Vá logo se acostumando pois toda quinta-feira será dia de 5 poetas contemporâneos brasileiros aparecerem por aqui, e acredite, existem muitos deles espalhados por esse Brasil.

Aliás, esta já é a terceira quinta, cê tá acompanhando? Se não, é só clicar aqui:

5 poetas brasileiros contemporâneos #1
5 poetas brasileiros contemporâneos #2 

Se você não está muito por dentro do que acontece na cena poética do país, pode relaxar, a provokeativa vai fazer questão de te mostrar tudo o que ela puder.

Este post foi pensado para agradar a todos: pessoas acostumadas com a poesia e pessoas que descobriram esse vício há pouco tempo (ou quem sabe até descobrindo agora).

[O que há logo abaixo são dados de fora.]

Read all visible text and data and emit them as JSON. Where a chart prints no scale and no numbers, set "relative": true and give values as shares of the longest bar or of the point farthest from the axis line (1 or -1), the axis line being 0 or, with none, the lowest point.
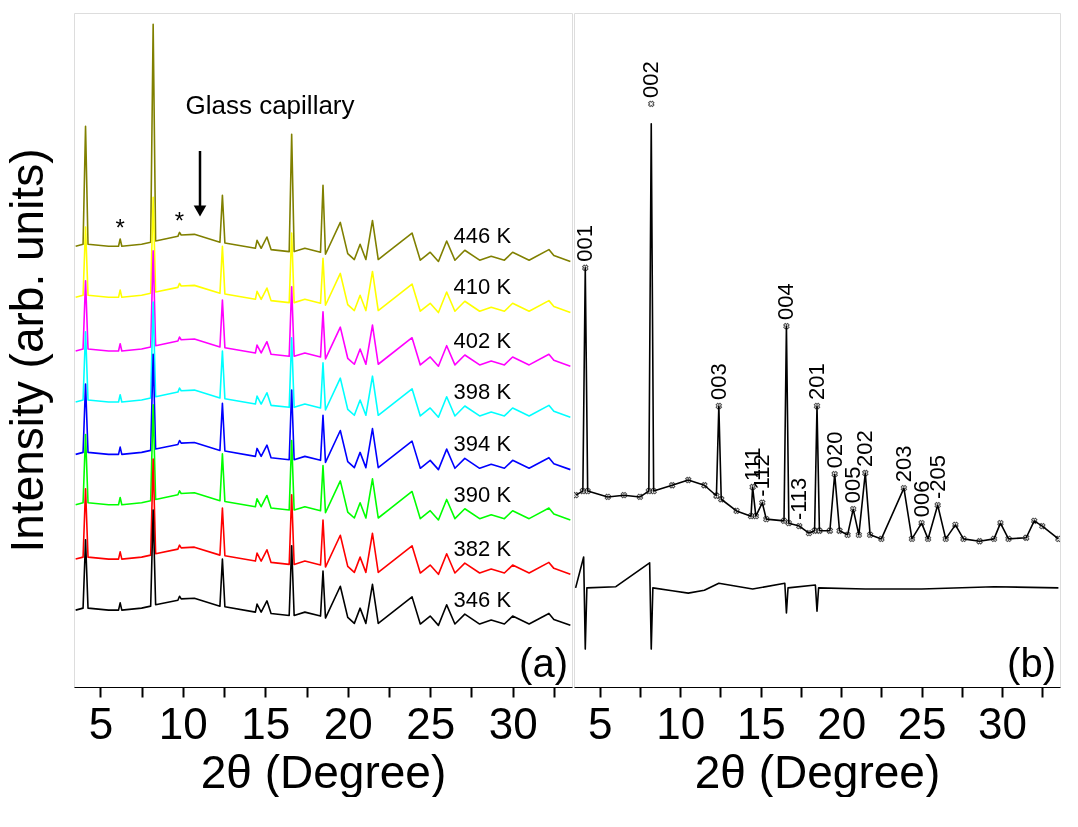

Quem já está acostumado sabe que a poesia quando começa a entorpecer é uma das melhores sensações possíveis, talvez  “a mais fascinante orgia ao nosso alcance”.

Ou seja, a provokeativa se compromete a te ajudar a sustentar esse teu vício delirante e libertador, ou a te viciar nisso, caso você seja do perfil que está na fase de descobrimento, rs.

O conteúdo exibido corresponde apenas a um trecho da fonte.